Entwickler: Destination Games
Publisher: NCsoft
Genre: Online-Rollenspiel
Releasedate: Bereits erhältlich
Homepage: Tabula Rasa
Preis: 39,99 € zuzüglich 12,99 € monatlich
Altersfreigabe: Freigegeben ab 16 Jahren gemäß §14 JuSchG

MMORPGs, also "Massively Multiplayer Online Role-Playing Games", stammen von den früheren Rollenspielen ab, die noch mit Papier und Stift oder Bleifiguren in kleineren oder größeren Gruppen gespielt wurden. Die bekanntesten dürften "Warhammer 40.000" oder "Dungeons and Dragons" sein; so ist es auch nicht verwunderlich, dass diese Sorte von Onlinespielen sehr oft auf Fantasygeschichten basieren. Nur wenige Entwickler trauen sich tatsächlich, Science-Fiction-Hintergründe zu verwenden - meist erst dann, wenn es bereits eine Fan-Gemeinde zum Thema gibt, wie das Beispiel von "Matrix Online" oder "Final Fantasy XI" zeigt. Doch wenn Richard Garriott der Meinung ist, er sollte ein neues MMORPG in genau dieser Richtung entwickeln, steht ihm niemand im Weg. Ganz im Gegenteil, dem weltberühmten Erfinder der "Ultima"-Serie werden alle Wünsche erfüllt, um womöglich erneut einen Meilenstein in der Spielegeschichte zu setzen.

Story

In der nahen Zukunft kommt ein fremdes Raumschiff der "Bane" auf die Erde zu. Völlig unvorbereitet versuchen die Menschen erst einmal, friedlichen Kontakt mit den Aliens herzustellen. Doch diese haben etwas anderes im Sinn und greifen erbarmungslos ein Volk an, das ihnen technisch weit unterlegen ist. Dennoch versuchen die Menschen mit all ihren Mitteln, sich gegen den Angriff zu wehren und schaffen es mit herkömmlichen Waffen und alltäglichen Objekten einige Erfolge zu erzielen. Doch als weitere Raumschiffe der Bane über dem Planeten auftauchen, ist die Vernichtung der Menschheit offenbar unvermeidlich.
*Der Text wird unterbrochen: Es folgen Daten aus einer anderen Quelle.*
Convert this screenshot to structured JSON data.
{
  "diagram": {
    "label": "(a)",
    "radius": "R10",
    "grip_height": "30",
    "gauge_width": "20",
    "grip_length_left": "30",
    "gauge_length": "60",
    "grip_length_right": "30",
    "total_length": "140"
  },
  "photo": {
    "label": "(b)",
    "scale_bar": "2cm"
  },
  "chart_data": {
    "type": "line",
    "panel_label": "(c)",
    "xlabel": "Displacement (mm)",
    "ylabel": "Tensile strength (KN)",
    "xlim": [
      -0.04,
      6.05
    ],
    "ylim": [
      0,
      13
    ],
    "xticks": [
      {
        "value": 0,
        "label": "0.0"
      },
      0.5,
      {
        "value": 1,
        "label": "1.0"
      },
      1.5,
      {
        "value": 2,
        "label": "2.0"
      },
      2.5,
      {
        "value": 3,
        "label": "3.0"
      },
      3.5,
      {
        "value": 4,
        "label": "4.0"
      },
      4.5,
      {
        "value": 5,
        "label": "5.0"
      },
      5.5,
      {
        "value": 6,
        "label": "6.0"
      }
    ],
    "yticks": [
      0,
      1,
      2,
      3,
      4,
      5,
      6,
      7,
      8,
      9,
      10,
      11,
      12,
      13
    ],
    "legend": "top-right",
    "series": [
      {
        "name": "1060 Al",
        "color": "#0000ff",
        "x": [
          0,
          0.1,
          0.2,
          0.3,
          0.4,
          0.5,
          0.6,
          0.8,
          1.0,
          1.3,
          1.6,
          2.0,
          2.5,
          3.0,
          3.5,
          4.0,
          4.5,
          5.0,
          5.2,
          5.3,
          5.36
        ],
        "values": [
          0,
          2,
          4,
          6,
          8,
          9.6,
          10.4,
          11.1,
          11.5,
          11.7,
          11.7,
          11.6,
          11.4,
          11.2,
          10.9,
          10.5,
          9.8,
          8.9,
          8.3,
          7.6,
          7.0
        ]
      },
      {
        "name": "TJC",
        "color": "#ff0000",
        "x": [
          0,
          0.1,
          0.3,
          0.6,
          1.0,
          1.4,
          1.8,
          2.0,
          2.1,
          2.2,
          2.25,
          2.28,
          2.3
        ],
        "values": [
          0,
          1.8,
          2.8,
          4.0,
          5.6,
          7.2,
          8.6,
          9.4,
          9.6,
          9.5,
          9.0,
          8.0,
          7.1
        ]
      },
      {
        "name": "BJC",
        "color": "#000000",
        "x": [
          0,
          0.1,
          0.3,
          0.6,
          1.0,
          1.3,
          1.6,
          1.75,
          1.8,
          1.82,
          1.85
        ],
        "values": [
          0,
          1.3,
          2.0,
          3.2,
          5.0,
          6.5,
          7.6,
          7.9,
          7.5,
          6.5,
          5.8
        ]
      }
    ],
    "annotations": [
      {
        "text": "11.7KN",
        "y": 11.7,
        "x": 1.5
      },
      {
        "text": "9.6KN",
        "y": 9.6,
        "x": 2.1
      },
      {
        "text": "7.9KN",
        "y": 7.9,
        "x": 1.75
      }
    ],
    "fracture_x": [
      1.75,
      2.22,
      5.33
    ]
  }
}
Überraschenderweise stellt aber die amerikanische Regierung ein bisher geheim gehaltenes Sprungportal bereit, mit dem sie einen kleinen Teil der Weltbevölkerung auf einen anderen Planeten befördern kann.

Dieses Gerät, das aus den Resten eines im Jahre 1984 gefundenen UFOs erschaffen wurde, ist die einzige Rettung für die Menschheit. Auf dem neuen Planeten trifft sie auf weitere, freundlicher gesinnte Aliens, mit denen sie die Organisation "Allied Free Sentients", abgekürzt AFS, gründet. Die eigentlichen Besitzer des Sprungportals, die "Eloh", stellen sich auch als Behüter der Menschen heraus, die wenigen Ausgewählten eine besondere Macht, "Logos" genannt, gegeben haben. Mit den Kräften der "Logos" erhalten diese Personen magische Fähigkeiten, die ihnen eine echte Chance gegen die Bane auf dem neuen Planeten eröffnen. Während des Spiels lernt man weitere "Logos"-Symbole zu interpretieren und somit auch die Sprache und Geschichte dieser alten, weisen Zivilisation kennen.

Karten und Missionen

Anstatt den Spieler mit einer enormen, unübersichtlichen Welt zu konfrontieren, die ihn erst einmal völlig überfordert, ist die Welt in "Tabula Rasa" in verschiedene Karten unterteilt. Zwischen den Karten kann man mit Raumschiffen oder über Portale reisen, wobei man allerdings in weitere Abschnitte des Spiels gelangt. Es lohnt sich deshalb, alles auf einer Karte zu erledigen, bevor man zur nächsten, deutlich schwierigeren, reist. Auf jeder Karte ist eine große Anzahl an Missionen zu finden, die von unterschiedlichen Personen in verschiedenen Quartieren zu bekommen sind. Den aktuellen Stand jeder Mission kann man sich in einem eigenen Menü anschauen, er wird aber auch im normalen HUD oben rechts angezeigt. Die meisten Missionen bestehen darin, dass man etwas angreifen, verteidigen, sammeln oder jemanden begleiten und beschützen soll. Viele der Aufgaben setzen sich aus einzelnen Abschnitten zusammen, so dass der Spieler verpflichtet ist, herumzureisen und die Karte gut kennenzulernen. Zwischen den Quartieren bewegt man sich allerdings am schnellsten durch kleine Sprungportale, womit dem Spieler viel Zeit und Rennerei erspart werden. Interessant ist auch, dass man weitere Missionen gelegentlich per Radio bekommt.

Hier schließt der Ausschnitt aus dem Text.